The other significant benefit of having an Adjustable rate mortgage is that if you cancel the mortgage before the term is up, the penalty is only ever 3 months interest. In our example above for a $100,000 mortgage, that penalty would be somewhere between $500 and $750 depending on exactly what the interest rate is when the cancellation occurs. A fixed rate mortgage can be subject to a much larger cancellation penalty called an Interest Rate Differential, which can be several times larger.

What is the downside of an Adjustable Rate mortgage?

The most substantial risk of having an Adjustable rate mortgage is in regards to budgeting and cash flow – your payments might continue to go up over 2025 and 2026, ending up substantially higher than $477.88 per month (the payments of the 5 year fixed rate option).

If you have a fixed income (pension, annuity, etc) and cannot comfortably adapt to mortgage payments higher than a specific threshold, then the security of a fixed rate mortgage might be best even though it means paying more in interest and having higher payments over the next few years. It’s like buying insurance – you pay more money in interest today for the peace-of-mind of having set payments for 5 years.

Considerations for Variable Rate mortgage clients

If you have a Variable Rate mortgage, your payments do not automatically increase when Prime goes up. Instead, more of your payment goes to paying interest costs, leaving less to go to principal. If you want to keep paying the same amount towards your mortgage balance with each payment, you can contact your lender after a Prime rate increase and request that they increase your scheduled payments to keep your overall amortization (the amount of time it will take to pay your mortgage off) constant.

Lenders that follow a Variable Rate policy include TD, CIBC, RBC, BMO, and most credit unions.

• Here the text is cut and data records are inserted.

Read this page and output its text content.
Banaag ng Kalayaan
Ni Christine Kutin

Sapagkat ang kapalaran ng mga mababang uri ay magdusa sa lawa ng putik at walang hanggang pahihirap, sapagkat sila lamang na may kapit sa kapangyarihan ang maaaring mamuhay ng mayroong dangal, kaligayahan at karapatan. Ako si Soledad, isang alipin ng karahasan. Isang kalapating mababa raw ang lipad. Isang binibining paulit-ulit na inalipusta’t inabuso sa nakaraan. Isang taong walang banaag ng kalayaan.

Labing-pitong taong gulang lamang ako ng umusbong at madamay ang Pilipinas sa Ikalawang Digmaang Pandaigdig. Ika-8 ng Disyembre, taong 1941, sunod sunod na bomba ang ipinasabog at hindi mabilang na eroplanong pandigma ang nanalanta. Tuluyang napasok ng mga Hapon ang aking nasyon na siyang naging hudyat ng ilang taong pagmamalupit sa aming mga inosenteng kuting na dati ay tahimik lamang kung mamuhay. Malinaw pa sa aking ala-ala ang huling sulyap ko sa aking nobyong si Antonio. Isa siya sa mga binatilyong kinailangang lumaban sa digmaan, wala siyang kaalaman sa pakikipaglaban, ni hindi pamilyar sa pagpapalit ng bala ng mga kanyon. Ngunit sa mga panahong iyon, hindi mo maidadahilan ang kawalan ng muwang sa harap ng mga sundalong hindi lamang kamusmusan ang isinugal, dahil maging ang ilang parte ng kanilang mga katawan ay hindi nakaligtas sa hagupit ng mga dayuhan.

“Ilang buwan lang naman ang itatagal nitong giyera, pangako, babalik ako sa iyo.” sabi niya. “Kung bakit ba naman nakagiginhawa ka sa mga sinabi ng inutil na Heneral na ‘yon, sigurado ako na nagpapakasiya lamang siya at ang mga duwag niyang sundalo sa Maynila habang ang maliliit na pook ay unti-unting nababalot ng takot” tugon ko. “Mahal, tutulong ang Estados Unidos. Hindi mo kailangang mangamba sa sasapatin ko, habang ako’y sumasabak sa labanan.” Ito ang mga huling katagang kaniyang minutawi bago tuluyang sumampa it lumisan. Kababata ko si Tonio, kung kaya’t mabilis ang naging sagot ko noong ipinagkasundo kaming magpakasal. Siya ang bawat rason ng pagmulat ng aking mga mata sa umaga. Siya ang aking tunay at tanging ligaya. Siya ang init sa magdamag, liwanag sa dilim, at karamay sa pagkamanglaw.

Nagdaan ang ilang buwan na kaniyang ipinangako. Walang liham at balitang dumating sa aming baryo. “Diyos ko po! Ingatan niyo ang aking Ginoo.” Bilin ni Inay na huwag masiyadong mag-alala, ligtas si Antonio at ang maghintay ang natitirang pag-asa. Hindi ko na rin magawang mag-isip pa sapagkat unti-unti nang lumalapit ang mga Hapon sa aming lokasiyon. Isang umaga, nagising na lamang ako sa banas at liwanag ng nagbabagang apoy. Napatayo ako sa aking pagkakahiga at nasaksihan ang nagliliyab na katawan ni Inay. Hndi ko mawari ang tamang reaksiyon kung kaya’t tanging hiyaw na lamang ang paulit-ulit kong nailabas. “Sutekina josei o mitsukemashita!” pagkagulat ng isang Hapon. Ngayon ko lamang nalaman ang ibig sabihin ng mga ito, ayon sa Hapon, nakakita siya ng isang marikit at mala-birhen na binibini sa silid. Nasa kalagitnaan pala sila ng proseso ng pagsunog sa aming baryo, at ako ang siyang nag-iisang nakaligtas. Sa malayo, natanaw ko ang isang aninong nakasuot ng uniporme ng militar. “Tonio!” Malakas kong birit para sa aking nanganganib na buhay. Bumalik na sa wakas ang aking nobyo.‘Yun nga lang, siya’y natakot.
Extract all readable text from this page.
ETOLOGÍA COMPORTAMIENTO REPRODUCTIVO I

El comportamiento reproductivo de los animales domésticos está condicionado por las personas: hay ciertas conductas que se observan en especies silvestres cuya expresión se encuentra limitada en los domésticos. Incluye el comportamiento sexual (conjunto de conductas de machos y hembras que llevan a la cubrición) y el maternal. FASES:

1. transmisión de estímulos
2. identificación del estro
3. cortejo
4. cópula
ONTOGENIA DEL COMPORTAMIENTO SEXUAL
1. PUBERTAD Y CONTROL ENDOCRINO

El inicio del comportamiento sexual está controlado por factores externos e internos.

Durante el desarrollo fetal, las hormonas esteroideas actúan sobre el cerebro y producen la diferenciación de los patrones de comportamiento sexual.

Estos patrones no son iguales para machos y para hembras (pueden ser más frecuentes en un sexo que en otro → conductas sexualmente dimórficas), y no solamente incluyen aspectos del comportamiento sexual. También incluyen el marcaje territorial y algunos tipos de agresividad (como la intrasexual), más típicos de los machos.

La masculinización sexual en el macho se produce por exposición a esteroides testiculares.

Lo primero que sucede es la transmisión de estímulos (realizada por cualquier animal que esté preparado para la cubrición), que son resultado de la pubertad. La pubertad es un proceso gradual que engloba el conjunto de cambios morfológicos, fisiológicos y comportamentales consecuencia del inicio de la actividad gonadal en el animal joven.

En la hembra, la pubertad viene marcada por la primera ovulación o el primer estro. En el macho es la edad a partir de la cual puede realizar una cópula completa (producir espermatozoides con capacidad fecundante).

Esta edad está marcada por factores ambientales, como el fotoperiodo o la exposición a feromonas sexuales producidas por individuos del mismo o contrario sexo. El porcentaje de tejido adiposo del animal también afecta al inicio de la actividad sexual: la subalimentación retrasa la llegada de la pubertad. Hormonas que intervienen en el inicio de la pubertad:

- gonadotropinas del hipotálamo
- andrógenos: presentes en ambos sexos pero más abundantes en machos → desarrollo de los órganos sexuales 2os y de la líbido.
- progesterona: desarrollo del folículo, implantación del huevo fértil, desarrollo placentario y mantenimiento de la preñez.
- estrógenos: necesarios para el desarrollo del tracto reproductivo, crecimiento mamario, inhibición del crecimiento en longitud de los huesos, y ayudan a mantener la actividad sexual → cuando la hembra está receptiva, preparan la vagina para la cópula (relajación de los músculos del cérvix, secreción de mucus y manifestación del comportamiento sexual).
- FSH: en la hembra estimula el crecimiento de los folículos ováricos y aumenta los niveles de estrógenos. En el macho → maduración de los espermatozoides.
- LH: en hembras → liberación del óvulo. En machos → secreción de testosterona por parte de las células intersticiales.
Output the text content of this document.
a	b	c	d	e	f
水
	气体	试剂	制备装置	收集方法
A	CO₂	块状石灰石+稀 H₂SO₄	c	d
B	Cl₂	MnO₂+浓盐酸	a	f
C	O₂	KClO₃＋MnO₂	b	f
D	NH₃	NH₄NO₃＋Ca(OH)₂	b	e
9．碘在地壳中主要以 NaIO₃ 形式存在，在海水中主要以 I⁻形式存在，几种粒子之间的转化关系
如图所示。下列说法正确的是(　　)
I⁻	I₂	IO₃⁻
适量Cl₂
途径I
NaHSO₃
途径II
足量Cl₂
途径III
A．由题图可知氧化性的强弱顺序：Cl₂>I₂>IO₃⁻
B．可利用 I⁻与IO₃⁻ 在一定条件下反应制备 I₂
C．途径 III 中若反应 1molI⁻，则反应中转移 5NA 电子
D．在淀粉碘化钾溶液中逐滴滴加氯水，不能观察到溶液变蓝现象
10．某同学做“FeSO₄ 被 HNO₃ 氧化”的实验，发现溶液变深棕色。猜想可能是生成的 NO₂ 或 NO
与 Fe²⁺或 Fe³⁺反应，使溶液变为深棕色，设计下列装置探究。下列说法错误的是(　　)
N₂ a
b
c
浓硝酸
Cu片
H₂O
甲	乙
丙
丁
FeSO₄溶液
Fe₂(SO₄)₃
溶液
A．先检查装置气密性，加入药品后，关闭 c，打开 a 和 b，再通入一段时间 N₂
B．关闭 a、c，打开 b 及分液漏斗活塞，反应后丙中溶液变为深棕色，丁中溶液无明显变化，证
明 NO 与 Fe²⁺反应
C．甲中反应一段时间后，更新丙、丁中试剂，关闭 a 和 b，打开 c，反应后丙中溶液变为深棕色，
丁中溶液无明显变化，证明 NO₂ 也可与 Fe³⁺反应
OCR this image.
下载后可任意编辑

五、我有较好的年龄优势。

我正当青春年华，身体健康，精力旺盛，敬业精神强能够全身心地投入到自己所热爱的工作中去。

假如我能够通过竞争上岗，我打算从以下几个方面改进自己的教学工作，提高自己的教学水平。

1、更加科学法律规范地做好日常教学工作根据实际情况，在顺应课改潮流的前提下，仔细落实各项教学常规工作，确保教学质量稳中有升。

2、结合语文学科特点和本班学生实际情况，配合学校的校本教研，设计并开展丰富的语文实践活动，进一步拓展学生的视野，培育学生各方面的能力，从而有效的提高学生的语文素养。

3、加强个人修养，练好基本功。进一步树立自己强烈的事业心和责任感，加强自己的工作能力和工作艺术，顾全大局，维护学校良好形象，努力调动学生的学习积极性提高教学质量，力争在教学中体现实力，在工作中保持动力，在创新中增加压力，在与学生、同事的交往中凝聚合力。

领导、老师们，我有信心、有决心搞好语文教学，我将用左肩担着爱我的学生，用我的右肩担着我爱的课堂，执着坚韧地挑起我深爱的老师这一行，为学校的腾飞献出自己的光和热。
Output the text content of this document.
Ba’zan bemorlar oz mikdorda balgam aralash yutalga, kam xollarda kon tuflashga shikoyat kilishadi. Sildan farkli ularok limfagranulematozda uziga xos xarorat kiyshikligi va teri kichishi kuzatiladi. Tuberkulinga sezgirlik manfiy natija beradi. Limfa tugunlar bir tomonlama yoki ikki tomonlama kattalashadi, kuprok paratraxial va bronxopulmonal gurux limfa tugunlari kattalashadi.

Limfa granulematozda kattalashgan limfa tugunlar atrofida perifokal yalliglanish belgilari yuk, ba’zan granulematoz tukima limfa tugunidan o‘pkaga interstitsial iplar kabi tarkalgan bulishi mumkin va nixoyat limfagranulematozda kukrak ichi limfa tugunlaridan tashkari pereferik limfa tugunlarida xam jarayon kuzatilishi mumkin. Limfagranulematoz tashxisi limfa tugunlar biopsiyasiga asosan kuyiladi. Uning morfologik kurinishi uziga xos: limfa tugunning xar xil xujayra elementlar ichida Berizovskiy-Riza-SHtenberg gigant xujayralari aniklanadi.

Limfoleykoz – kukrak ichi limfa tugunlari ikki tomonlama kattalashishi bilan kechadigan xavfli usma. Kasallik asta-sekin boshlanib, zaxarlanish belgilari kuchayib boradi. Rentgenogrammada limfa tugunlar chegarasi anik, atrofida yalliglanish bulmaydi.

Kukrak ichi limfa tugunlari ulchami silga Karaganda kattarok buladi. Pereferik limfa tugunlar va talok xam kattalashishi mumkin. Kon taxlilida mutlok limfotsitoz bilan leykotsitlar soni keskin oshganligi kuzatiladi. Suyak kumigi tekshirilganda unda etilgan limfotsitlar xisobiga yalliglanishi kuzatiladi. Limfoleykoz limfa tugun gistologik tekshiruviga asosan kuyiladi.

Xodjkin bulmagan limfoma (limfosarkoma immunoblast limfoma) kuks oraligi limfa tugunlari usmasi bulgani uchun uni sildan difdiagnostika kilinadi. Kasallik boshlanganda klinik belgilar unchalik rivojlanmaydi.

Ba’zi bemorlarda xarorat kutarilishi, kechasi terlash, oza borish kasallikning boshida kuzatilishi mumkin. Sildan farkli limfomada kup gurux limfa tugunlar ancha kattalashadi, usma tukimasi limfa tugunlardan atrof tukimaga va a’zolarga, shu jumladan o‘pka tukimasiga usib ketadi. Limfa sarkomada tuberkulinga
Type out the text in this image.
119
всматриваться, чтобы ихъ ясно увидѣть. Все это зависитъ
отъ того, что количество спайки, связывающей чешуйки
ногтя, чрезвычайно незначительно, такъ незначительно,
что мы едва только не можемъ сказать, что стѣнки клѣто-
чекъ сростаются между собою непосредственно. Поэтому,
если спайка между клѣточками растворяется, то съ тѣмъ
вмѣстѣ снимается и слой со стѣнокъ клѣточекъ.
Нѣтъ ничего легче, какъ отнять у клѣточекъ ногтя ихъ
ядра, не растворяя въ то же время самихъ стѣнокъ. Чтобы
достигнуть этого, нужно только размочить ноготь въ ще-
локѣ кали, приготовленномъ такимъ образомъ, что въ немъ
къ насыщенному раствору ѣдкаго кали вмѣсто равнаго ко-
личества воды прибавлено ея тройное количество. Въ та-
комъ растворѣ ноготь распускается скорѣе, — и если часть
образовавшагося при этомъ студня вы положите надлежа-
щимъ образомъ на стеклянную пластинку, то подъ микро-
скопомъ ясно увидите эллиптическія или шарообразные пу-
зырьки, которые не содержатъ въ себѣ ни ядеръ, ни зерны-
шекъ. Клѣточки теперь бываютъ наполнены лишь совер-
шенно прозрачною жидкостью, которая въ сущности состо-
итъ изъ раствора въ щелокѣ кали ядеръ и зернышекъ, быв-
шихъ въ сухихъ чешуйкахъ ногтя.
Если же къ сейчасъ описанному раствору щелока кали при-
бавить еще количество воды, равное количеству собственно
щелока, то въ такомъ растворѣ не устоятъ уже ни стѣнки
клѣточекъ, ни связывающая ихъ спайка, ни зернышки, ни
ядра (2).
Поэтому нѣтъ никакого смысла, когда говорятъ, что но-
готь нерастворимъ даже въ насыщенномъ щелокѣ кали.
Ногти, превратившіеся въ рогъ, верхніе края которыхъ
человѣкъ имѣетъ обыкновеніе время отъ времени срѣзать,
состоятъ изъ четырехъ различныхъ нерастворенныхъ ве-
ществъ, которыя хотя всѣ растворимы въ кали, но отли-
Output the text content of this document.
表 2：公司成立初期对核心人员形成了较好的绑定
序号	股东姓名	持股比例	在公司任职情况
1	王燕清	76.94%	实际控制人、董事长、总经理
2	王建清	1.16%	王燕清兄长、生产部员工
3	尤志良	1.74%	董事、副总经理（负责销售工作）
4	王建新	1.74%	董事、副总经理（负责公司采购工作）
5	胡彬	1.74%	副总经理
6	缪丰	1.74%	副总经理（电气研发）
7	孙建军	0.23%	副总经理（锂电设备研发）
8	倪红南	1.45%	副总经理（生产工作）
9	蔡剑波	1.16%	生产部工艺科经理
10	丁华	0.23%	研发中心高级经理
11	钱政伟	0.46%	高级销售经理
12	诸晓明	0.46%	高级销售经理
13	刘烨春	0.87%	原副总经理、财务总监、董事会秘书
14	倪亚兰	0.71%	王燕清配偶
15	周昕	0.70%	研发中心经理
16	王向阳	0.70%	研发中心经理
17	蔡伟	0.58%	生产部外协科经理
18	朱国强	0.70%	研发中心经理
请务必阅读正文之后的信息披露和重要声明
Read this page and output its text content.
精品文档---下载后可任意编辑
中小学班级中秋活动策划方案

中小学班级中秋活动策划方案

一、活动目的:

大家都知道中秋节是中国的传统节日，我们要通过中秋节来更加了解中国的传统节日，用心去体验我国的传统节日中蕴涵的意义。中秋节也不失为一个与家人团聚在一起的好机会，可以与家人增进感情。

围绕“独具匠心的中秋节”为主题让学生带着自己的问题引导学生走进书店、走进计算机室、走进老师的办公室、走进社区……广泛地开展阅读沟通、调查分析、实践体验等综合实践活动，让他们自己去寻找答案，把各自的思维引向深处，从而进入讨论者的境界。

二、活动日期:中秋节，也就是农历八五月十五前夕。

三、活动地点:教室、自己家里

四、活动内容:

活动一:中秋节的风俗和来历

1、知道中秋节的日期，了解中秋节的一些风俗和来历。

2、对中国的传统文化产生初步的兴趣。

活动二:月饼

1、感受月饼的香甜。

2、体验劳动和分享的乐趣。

My mortgage amount is more than $100,000

You can roughly calculate your own hypothetical payments from the above illustration by multiplying them by your mortgage factor. To calculate your mortgage factory, just take your mortgage amount and divide by $100,000.

For example, if your mortgage is $250,000, your mortgage factor is 2.5 and the monthly payments for a variable rate mortgage today would be $392.93 x 2.5 = $982.32.